Nel 1884 Don Bosco, quattro anni prima di morire, si trovava a Lanzo. In uno di quei giorni alcuni ragazzi del collegio, durante il passeggio, scovarono una nidiata di merli. Sbarazzini com’erano, li portarono a casa e li nascosero nel dormitorio dentro un cassetto. Purtroppo quei piccoli uccelli morirono uno dopo l’altro. Morto l’ultimo uccellino, i ragazzi decisero di dargli sepoltura nel tempo della ricreazione; fecero il trasporto scimmiottando le cerimonie usate dalla Chiesa nei funerali. Lo accompagnarono con canti liturgici, con aspersioni e infine con un discorso funebre.
Don Bosco da una finestra seguì la scena; poi quando i ragazzi si furono ritirati nello studio, mandò a chiamare colui che era stato il capo della birichinata. Con aspetto serio gli fece capire la brutta cosa che aveva /atto: una vera profanazione da non ripetersi più. Il ragazzo lasciò scorrere le lacrime. Don Bosco allora mutò timbro di voce; disse che perdonava a lui e agli altri. E prima di lasciarlo gli fece una sorpresa: prese un pacchetto di caramelle, gliele mise in mano e gli disse: « Prendile; danne anche ai tuoi compagni ».
« I castighi – diceva Don Bosco - talvolta occorrono, purtroppo, ma ritardateli più che sia possibile. Rendete ragionevoli i castighi. Bisogna che il ragazzo li ammetta. Per questo parlate al suo cuore. Soprattutto non umiliate il ragazzo; potrebbero derivarne delle brutte reazioni… Niente collera, anche giusta. Niente parole fredde o espressioni dure. Dite semplicemente al colpevole: “Io non sono contento di te”. Questo basterà, nove volte su dieci ».
La pedagogia moderna si è allineata sulle stesse posizioni di Don Bosco: insiste nel dire che quanto più c’è stima e amore, tanto più la semplice disapprovazione o una diminuzione di fiducia, di familiarità, di amicizia, è un castigo temuto e perciò efficace.
Il castigo educativo mira a rendere migliore chi ha agito male, non a sfogare malumori e ire. Perciò dev’essere capito e accettato dal ragazzo e non deve umiliarlo e deprimerlo. Chi infligge un castigo deve far capire che soffre e che gli dispiace castigare.
Oggi si discute sulle percosse inflitte come castigo. C’è chi le esige e chi assolutamente le esclude. Un educatore, cioè un estraneo alla famiglia, non ha mai diritto di farne uso perché con le percosse verrebbe a offendere l’allievo e si porrebbe dalla parte del torto.
Nemmeno i genitori o i parenti devono picchiare in maniera offensiva o fortemente dolorosa.

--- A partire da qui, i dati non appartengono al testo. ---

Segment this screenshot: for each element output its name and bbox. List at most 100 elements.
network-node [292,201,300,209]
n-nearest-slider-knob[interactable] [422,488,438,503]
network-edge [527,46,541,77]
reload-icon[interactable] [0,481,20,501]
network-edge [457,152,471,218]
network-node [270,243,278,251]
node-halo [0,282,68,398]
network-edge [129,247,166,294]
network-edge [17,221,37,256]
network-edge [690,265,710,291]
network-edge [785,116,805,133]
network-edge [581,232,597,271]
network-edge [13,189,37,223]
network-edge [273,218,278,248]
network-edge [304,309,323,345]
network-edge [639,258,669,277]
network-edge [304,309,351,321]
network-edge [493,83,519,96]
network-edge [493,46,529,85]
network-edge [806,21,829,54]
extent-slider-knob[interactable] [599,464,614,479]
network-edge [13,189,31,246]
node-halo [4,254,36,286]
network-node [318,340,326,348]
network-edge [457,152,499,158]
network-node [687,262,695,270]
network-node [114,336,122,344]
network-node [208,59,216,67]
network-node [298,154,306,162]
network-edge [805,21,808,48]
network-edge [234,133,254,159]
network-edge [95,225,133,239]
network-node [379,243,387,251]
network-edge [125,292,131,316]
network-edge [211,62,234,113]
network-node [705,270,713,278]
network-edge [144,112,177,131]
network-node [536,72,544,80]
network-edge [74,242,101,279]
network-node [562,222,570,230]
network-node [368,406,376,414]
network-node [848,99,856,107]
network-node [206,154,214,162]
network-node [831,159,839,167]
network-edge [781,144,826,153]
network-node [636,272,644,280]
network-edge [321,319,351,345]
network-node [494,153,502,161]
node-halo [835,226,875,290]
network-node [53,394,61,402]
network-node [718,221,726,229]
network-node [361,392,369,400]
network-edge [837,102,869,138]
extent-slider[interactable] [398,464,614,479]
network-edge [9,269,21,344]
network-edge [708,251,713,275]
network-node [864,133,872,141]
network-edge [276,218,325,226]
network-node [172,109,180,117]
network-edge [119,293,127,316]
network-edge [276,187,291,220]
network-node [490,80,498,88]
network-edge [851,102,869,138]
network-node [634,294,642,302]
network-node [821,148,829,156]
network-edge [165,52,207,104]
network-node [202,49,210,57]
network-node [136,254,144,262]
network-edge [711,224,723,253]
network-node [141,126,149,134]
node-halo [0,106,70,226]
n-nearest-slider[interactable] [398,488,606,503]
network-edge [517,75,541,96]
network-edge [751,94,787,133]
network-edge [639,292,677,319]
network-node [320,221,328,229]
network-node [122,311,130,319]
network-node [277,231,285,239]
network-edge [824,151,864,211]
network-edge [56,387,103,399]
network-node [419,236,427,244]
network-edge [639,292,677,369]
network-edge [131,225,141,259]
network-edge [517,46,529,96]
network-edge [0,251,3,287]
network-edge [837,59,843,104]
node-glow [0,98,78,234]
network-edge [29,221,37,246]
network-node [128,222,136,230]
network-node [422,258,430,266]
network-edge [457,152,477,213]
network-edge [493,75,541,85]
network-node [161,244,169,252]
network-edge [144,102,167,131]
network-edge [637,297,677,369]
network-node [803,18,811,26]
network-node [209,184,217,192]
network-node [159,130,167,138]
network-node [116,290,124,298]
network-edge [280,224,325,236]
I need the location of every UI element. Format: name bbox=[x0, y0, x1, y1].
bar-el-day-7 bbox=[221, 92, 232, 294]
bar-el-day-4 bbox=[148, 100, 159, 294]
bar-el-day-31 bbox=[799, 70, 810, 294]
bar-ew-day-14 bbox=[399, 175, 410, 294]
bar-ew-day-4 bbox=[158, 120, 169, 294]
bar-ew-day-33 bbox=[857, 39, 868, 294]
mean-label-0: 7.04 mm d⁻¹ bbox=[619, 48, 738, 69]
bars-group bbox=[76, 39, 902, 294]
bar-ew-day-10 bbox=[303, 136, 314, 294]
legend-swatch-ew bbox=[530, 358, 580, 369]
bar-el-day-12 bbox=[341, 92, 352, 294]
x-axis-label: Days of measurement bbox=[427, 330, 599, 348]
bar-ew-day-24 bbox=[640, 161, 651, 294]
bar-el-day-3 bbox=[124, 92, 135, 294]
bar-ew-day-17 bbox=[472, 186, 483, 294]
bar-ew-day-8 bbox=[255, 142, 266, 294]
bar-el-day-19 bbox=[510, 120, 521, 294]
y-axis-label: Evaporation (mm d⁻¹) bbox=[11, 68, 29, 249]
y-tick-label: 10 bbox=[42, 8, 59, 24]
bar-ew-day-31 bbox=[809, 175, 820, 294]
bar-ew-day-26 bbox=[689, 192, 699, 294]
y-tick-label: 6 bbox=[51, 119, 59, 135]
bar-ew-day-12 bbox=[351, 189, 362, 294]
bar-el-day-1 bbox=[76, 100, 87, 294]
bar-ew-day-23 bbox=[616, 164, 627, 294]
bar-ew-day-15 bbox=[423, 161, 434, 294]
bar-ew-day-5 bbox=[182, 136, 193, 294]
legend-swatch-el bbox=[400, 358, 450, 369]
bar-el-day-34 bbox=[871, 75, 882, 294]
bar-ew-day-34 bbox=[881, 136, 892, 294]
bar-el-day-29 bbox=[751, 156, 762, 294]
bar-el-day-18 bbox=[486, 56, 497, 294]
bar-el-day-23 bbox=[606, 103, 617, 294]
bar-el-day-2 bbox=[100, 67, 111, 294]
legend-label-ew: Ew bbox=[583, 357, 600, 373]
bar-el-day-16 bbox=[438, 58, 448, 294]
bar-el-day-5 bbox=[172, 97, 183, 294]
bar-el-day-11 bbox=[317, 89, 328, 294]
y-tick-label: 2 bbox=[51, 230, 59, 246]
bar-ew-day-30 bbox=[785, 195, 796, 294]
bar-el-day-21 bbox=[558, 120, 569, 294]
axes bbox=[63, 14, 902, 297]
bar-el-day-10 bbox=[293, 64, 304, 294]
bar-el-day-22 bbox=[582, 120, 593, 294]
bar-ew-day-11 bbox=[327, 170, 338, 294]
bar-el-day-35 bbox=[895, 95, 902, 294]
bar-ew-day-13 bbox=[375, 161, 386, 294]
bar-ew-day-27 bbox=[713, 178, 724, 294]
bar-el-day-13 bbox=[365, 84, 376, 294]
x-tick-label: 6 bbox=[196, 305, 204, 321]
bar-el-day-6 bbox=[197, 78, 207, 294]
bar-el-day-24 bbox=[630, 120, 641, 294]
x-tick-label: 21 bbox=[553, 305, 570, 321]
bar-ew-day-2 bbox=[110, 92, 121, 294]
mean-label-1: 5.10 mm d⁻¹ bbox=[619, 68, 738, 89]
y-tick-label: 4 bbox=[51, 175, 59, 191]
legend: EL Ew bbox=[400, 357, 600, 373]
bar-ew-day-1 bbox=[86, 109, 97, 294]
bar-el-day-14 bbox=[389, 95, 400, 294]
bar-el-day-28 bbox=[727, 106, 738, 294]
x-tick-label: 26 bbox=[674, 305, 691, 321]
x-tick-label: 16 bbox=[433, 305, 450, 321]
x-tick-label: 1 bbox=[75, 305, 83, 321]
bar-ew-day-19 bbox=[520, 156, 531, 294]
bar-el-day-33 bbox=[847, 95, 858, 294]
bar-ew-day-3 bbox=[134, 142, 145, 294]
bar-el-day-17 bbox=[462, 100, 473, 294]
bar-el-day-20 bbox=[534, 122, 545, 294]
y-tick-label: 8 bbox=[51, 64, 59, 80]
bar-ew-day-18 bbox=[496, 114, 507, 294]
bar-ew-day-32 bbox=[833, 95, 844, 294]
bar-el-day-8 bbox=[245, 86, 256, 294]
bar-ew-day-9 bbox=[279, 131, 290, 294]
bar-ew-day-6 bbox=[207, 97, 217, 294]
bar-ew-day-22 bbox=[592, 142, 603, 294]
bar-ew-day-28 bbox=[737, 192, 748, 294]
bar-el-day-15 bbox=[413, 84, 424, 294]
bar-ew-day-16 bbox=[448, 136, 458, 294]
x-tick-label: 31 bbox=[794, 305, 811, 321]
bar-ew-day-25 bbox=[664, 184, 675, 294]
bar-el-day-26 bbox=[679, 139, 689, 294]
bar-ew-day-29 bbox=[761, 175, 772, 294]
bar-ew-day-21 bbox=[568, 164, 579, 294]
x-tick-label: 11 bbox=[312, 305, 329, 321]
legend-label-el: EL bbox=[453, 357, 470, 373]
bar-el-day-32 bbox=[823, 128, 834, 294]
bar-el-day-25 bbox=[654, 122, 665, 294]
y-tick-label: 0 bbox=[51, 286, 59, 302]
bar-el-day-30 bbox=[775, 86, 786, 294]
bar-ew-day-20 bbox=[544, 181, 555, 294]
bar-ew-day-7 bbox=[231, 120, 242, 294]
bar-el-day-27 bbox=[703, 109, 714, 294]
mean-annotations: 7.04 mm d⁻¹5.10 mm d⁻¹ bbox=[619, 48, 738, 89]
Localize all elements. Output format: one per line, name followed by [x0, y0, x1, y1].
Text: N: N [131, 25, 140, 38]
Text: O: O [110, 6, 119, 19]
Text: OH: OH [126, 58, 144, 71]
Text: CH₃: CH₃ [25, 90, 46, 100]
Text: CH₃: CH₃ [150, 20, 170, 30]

Una tiratina d’orecchi, uno schiaffetto il ragazzo li accetta: sono una specie di assoluzione morale, soprattutto quando vede che i genitori soffrono a dargliele e non sprecano i castighi per un nonnulla. Il semplice fatto di avere costretto papà e mamma a ricorrere a quei mezzi è già una considerazione sufficiente a impressionare e a convertire il discolo. La bambina, naturalmente, merita un maggiore riguardo.